Si certains pays soulignent que leur conseil de développement multiplie les réunions tout au long de l'exécution des projets, une majorité d'entre eux semble s'accorder sur le fait que l'action dudit conseil se serait affaiblie après la rédaction de la charte, voire quasiment « mise en sommeil ».
Plusieurs pays font toutefois état d'un « réveil » des conseils de développement lors de l'évaluation, lorsqu'elle a été effectuée, des premiers contrats de pays.
Un certain nombre de pays déclarent même que le conseil de développement reste très actif tout au long de la période de réalisation du contrat de pays. Il fait preuve d'initiatives et joue un rôle important dans l'exécution des projets.
70 % des présidents de pays ( Annexe 2 - Graphiques 11 et 12 ) jugent satisfaisante la participation au conseil des élus et des acteurs socioprofessionnels et associatifs. Les « moyens » pays (entre 75.000 et 100.000 habitants) relèvent souvent l'insuffisance de la participation des élus au conseil de développement ( Annexe 2 - Graphique 13 ). Au contraire, la participation des acteurs socioprofessionnels et des associations au fonctionnement de ces conseils est appréciée d'une manière généralement positive. Il convient de relever que certains pays ont choisi, au demeurant, d'exclure les élus des instances des conseils de développement.

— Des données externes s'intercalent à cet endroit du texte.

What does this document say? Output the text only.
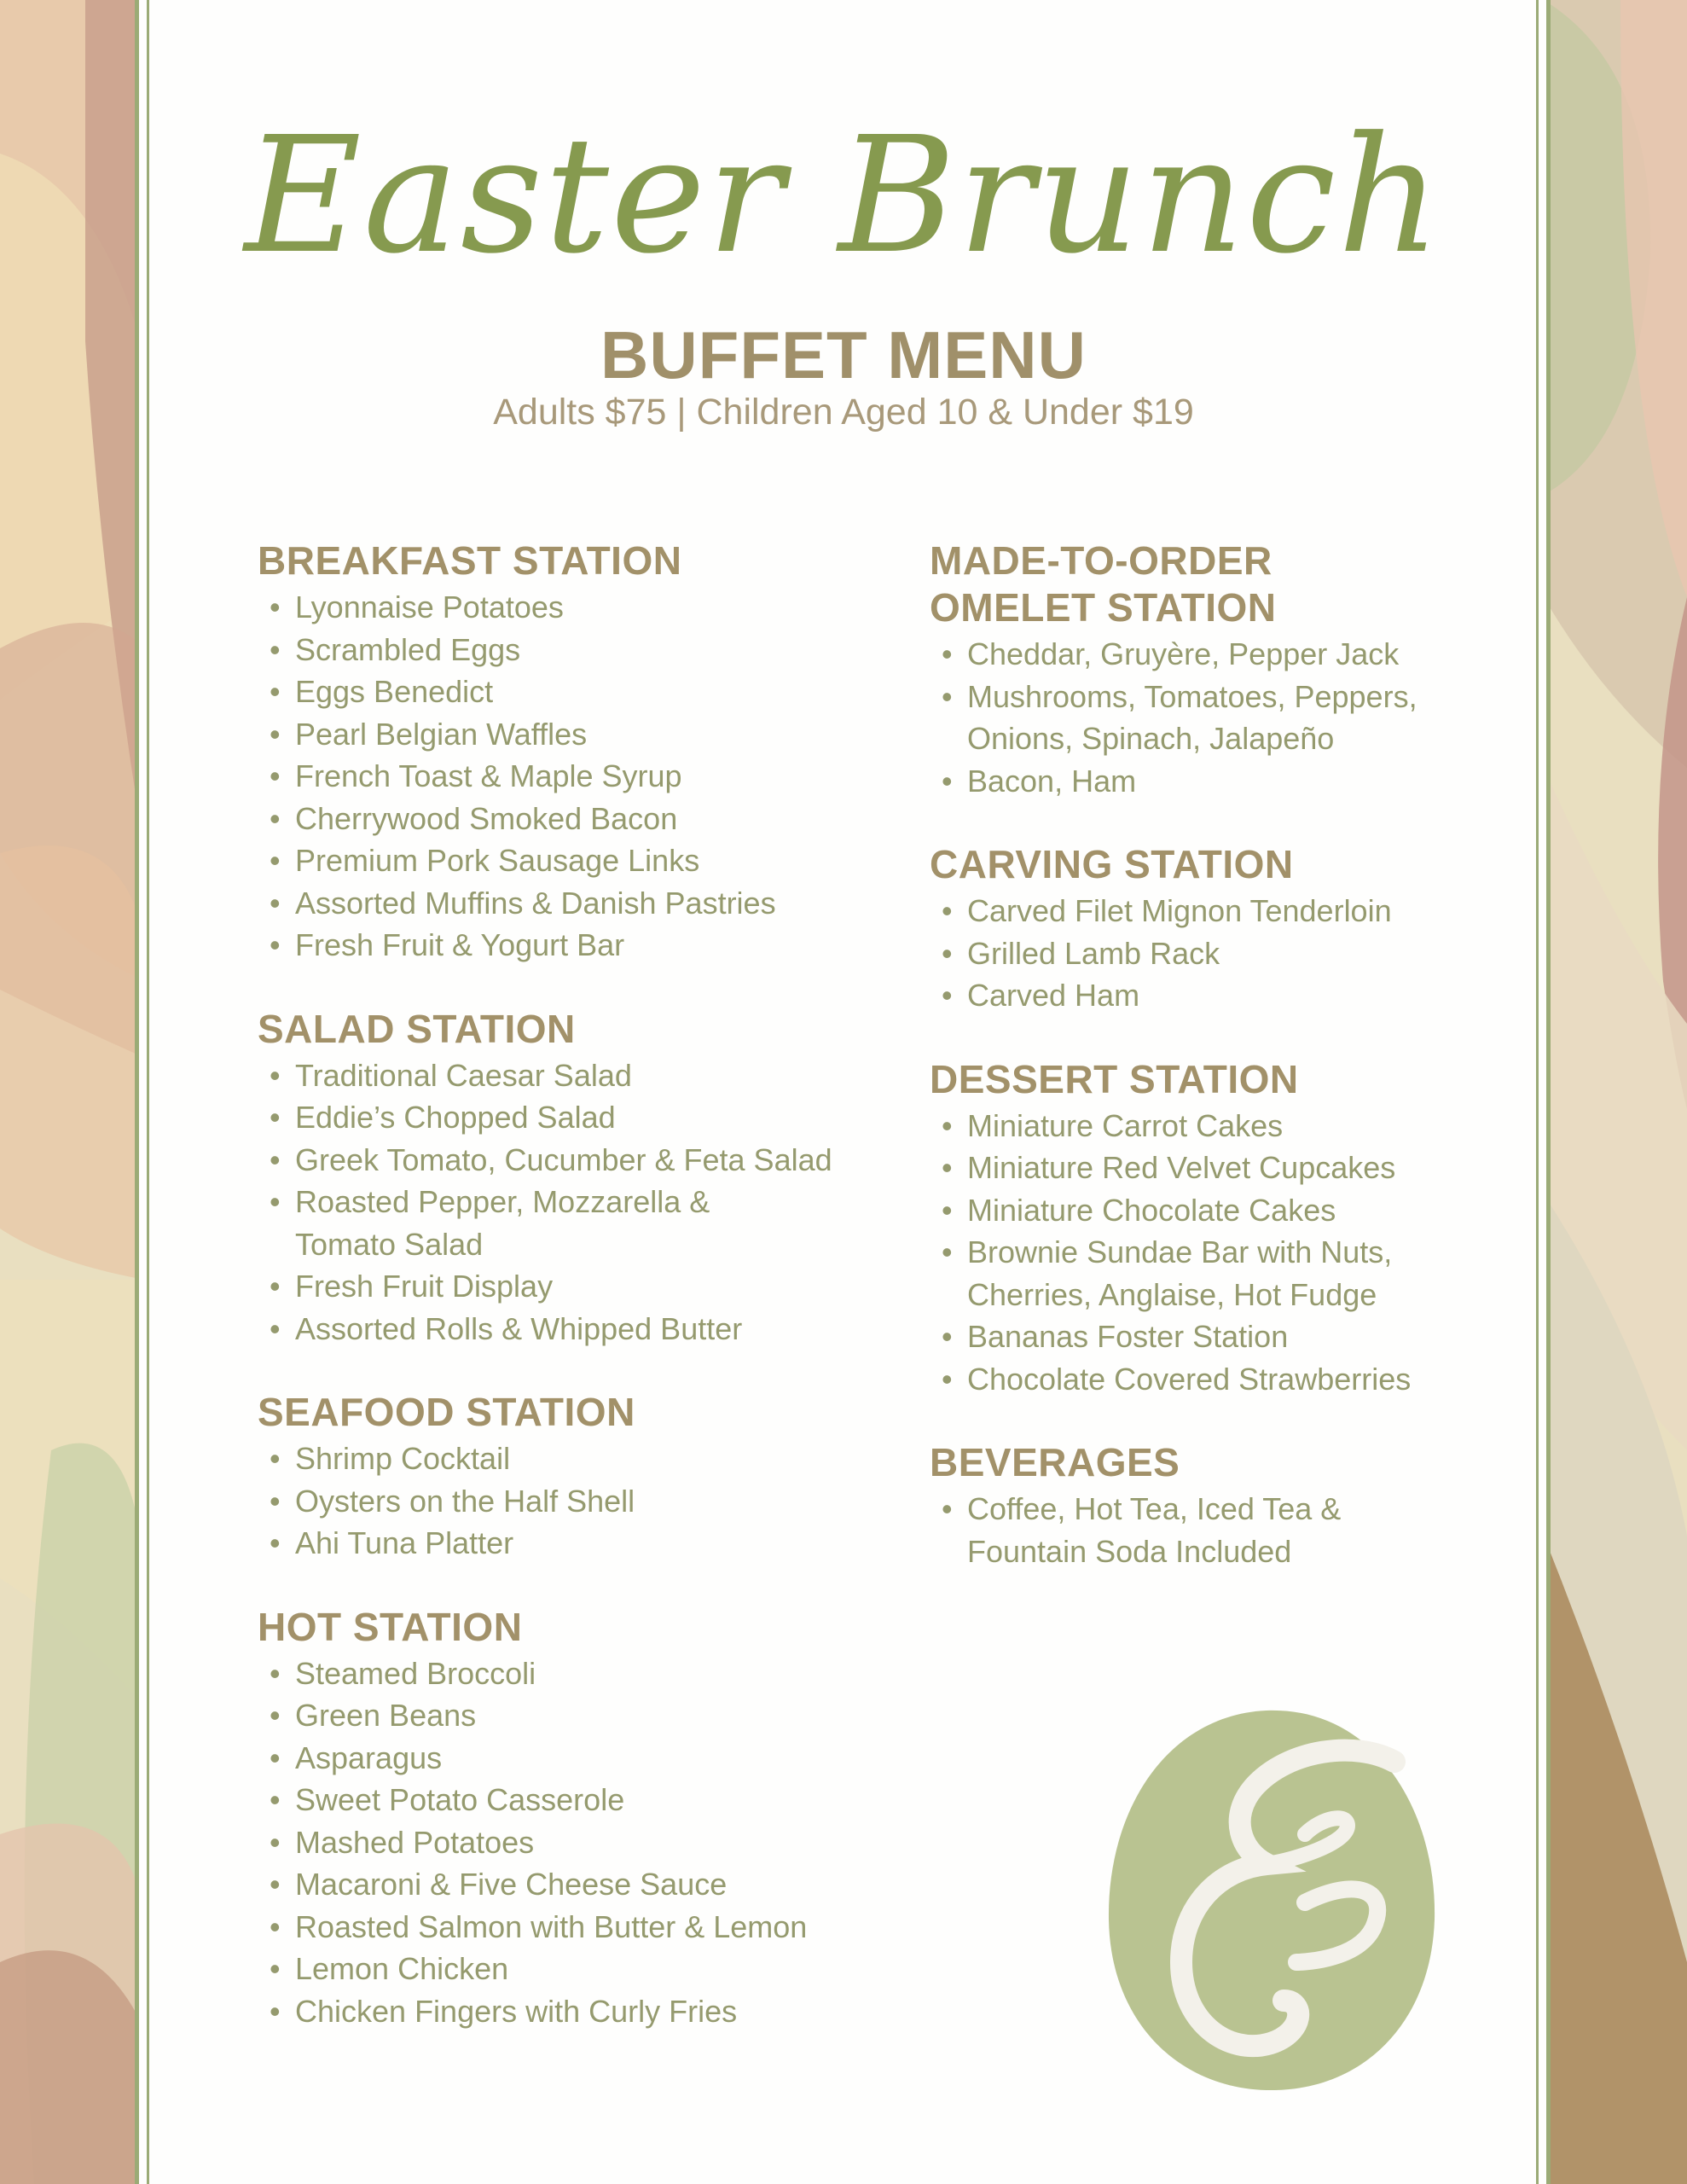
Easter Brunch
BUFFET MENU
Adults $75 | Children Aged 10 & Under $19
BREAKFAST STATION
• Lyonnaise Potatoes
• Scrambled Eggs
• Eggs Benedict
• Pearl Belgian Waffles
• French Toast & Maple Syrup
• Cherrywood Smoked Bacon
• Premium Pork Sausage Links
• Assorted Muffins & Danish Pastries
• Fresh Fruit & Yogurt Bar
SALAD STATION
• Traditional Caesar Salad
• Eddie’s Chopped Salad
• Greek Tomato, Cucumber & Feta Salad
• Roasted Pepper, Mozzarella &
Tomato Salad
• Fresh Fruit Display
• Assorted Rolls & Whipped Butter
SEAFOOD STATION
• Shrimp Cocktail
• Oysters on the Half Shell
• Ahi Tuna Platter
HOT STATION
• Steamed Broccoli
• Green Beans
• Asparagus
• Sweet Potato Casserole
• Mashed Potatoes
• Macaroni & Five Cheese Sauce
• Roasted Salmon with Butter & Lemon
• Lemon Chicken
• Chicken Fingers with Curly Fries
MADE-TO-ORDER
OMELET STATION
• Cheddar, Gruyère, Pepper Jack
• Mushrooms, Tomatoes, Peppers,
Onions, Spinach, Jalapeño
• Bacon, Ham
CARVING STATION
• Carved Filet Mignon Tenderloin
• Grilled Lamb Rack
• Carved Ham
DESSERT STATION
• Miniature Carrot Cakes
• Miniature Red Velvet Cupcakes
• Miniature Chocolate Cakes
• Brownie Sundae Bar with Nuts,
Cherries, Anglaise, Hot Fudge
• Bananas Foster Station
• Chocolate Covered Strawberries
BEVERAGES
• Coffee, Hot Tea, Iced Tea &
Fountain Soda Included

Pour une légère majorité des présidents de pays (54 %, Annexe 2 - Graphique 14 ), les moyens financiers ne sont pas suffisants :
- 68 % de pays de moins de 40.000 habitants sont insatisfaits ainsi que 57 % des pays comprenant entre 40.000 et 75.000 habitants ( Annexe 2 - Graphique 15 ) ;
- en revanche, la majorité des pays de plus de 75.000 habitants se déclare satisfaite par les moyens financiers mis à leur disposition ( Annexe 2 - Graphique 15 ).

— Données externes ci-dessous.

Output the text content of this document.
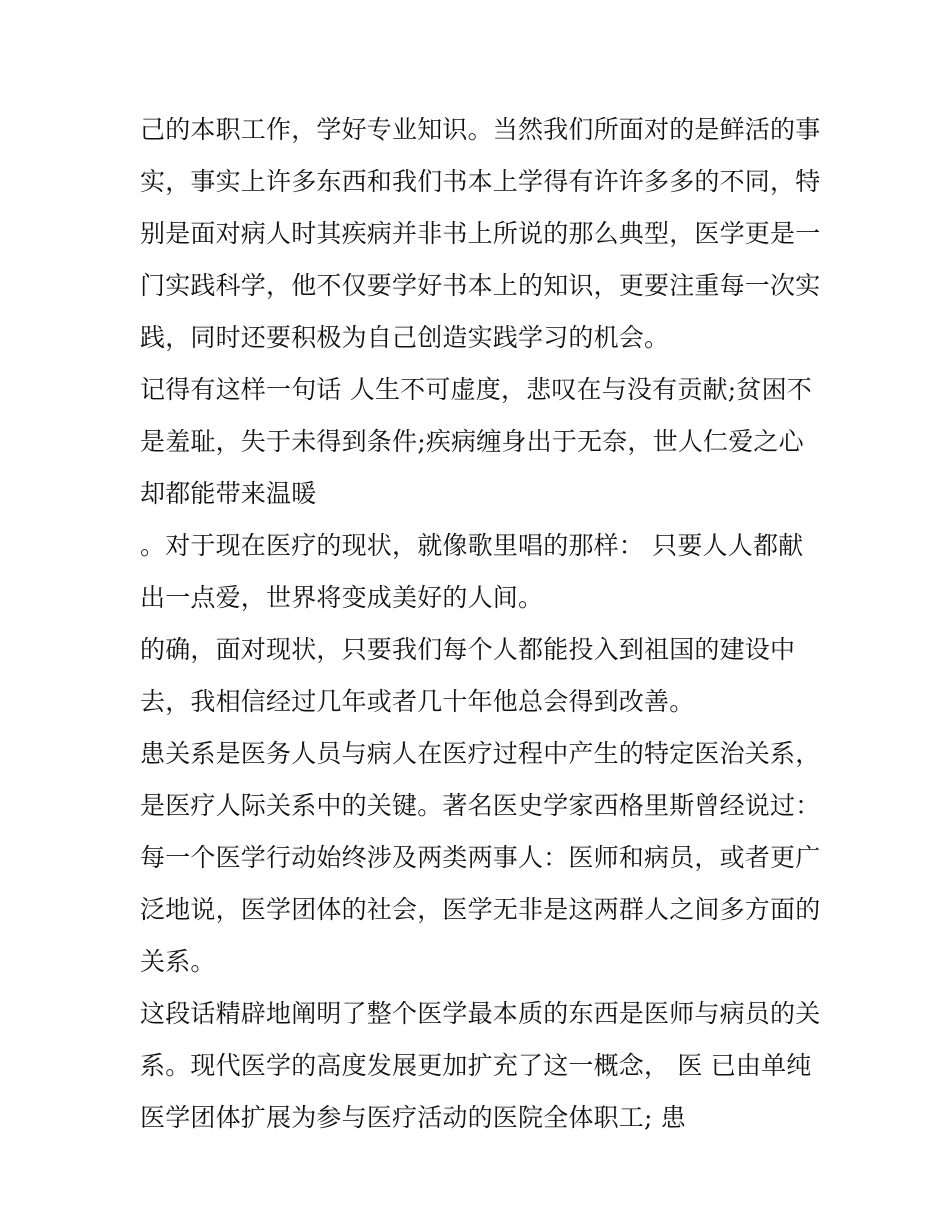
己的本职工作，学好专业知识。当然我们所面对的是鲜活的事
实，事实上许多东西和我们书本上学得有许许多多的不同，特
别是面对病人时其疾病并非书上所说的那么典型，医学更是一
门实践科学，他不仅要学好书本上的知识，更要注重每一次实
践，同时还要积极为自己创造实践学习的机会。
记得有这样一句话 人生不可虚度，悲叹在与没有贡献;贫困不
是羞耻，失于未得到条件;疾病缠身出于无奈，世人仁爱之心
却都能带来温暖
。对于现在医疗的现状，就像歌里唱的那样： 只要人人都献
出一点爱，世界将变成美好的人间。
的确，面对现状，只要我们每个人都能投入到祖国的建设中
去，我相信经过几年或者几十年他总会得到改善。
患关系是医务人员与病人在医疗过程中产生的特定医治关系，
是医疗人际关系中的关键。著名医史学家西格里斯曾经说过：
每一个医学行动始终涉及两类两事人：医师和病员，或者更广
泛地说，医学团体的社会，医学无非是这两群人之间多方面的
关系。
这段话精辟地阐明了整个医学最本质的东西是医师与病员的关
系。现代医学的高度发展更加扩充了这一概念， 医 已由单纯
医学团体扩展为参与医疗活动的医院全体职工; 患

On constate aussi une différence d'appréciation en fonction de l'origine régionale des pays. Les pays très insatisfaits sont notamment ceux de l'Auvergne (notamment le pays d'Issoire), de la Champagne Ardenne, de la Corse (un seul pays), du Languedoc Roussillon et de la Picardie ( 100 % de pays insatisfaits de leurs moyens financiers dans cette région - voir Annexe 2 - Graphique16 ).
Les pays les plus satisfaits sont ceux des régions Rhône-Alpes (100 % de taux de satisfaction), Alsace, Aquitaine et Bourgogne avec notamment le Pays de Puisaye-Forterre.
L'insatisfaction porte aussi sur le manque de moyens humains. La plupart des souhaits quant à l'augmentation des moyens financiers sont motivés par un besoin d'un surcroît d'ingénierie (Pays d'Aurillac en Auvergne). Pour la quasi-totalité des pays, il conviendrait que ceux-ci disposent d'une équipe de 2 à 8 personnes en fonction des projets à réaliser.
Parmi les pays satisfaits, on compte ceux qui ont bénéficié du programme européen de développement rural LEADER+ dont la procédure simplifiée est très appréciée.
Quelques rares pays se satisfont d'une absence de financement (pays de Retz Atlantique dans les pays de la Loire).
Plusieurs soulignent la forte participation des communes à leur financement : le pays Ternois annonce que les communes de son territoire contribuent à son financement à hauteur de 2,80 € par habitant. C'est la plus forte participation relevée dans le questionnaire(les cotisations des communes allant de 0 € à 2,80 € par habitant).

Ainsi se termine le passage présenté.